Although bacteria lack the enzymatic machinery to produce sterols, SGs can be produced using cholesterol from host cells [58]. For instance, Helicobacter pylori extracts cholesterol from epithelial membranes of the host and converts it into SGs. SGs produced by H. pylori are able to reduce the bacterial uptake by macrophages [64]. These SGs can be subsequently acylated or phosphorylated in the C6′-primary hydroxy group of glucose [63]. Importantly, acylated SGs are presented by CD1d and recognized by murine and human invariant TCR-bearing NKT cells [65]. Borrelia burgdorferi is another bacterial species that glycosylates host cholesterol [66]. Production of cholesteryl 6′-O-acyl β-galactoside during Lyme disease resulted in antibody production, demonstrating that acylated SGs are indeed immunogenic [67]. Thus, glycosylation of sterols can modify their functions and improve their ability to activate the immune response, including the development of specific antibodies.

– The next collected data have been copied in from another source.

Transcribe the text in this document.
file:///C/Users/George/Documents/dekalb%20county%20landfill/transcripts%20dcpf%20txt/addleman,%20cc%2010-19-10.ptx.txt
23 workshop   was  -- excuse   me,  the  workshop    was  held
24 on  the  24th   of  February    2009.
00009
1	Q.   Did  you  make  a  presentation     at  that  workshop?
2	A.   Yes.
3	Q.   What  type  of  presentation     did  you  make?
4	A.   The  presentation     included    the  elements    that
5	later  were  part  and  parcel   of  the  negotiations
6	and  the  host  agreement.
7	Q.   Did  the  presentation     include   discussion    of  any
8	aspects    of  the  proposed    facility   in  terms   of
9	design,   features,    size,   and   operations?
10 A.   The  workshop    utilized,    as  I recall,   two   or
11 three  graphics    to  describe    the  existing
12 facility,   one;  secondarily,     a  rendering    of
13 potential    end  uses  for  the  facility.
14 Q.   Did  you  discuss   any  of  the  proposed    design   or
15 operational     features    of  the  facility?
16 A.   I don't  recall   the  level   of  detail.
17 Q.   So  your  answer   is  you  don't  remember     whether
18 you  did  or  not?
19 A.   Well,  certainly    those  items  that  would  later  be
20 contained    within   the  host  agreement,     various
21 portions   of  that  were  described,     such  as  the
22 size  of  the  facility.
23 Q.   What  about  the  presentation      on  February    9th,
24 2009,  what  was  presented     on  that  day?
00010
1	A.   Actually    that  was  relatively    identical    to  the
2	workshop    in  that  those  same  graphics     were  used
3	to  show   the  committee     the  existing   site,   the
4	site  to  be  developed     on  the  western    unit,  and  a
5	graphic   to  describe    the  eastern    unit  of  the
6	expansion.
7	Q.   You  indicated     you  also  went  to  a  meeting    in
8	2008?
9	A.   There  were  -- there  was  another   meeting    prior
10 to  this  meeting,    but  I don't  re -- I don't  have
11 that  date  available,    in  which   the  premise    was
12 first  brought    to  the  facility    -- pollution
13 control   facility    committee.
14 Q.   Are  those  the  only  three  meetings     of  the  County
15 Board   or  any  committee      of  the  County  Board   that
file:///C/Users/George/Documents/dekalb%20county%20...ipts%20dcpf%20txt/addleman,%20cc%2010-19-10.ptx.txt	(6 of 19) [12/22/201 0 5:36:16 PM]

The immunomodulatory activity of SGs in C. neoformans was also investigated. Rella and colleagues explored the potential use of fungal SG as a vaccine strategy during cryptococcosis [68]. By deleting the sterylglucosidase (Sgl1) in C. neoformans, an attenuated strain with higher SG content was generated and tested as an anticryptococcal vaccine. Remarkably, all mice pre-treated with the attenuated strain Δslg1 survived to a lethal challenge with C. neoformans or C. gattii. Vaccination using the Δslg1 strain was efficient even in immunosuppressed mice where CD4+ T cells were depleted.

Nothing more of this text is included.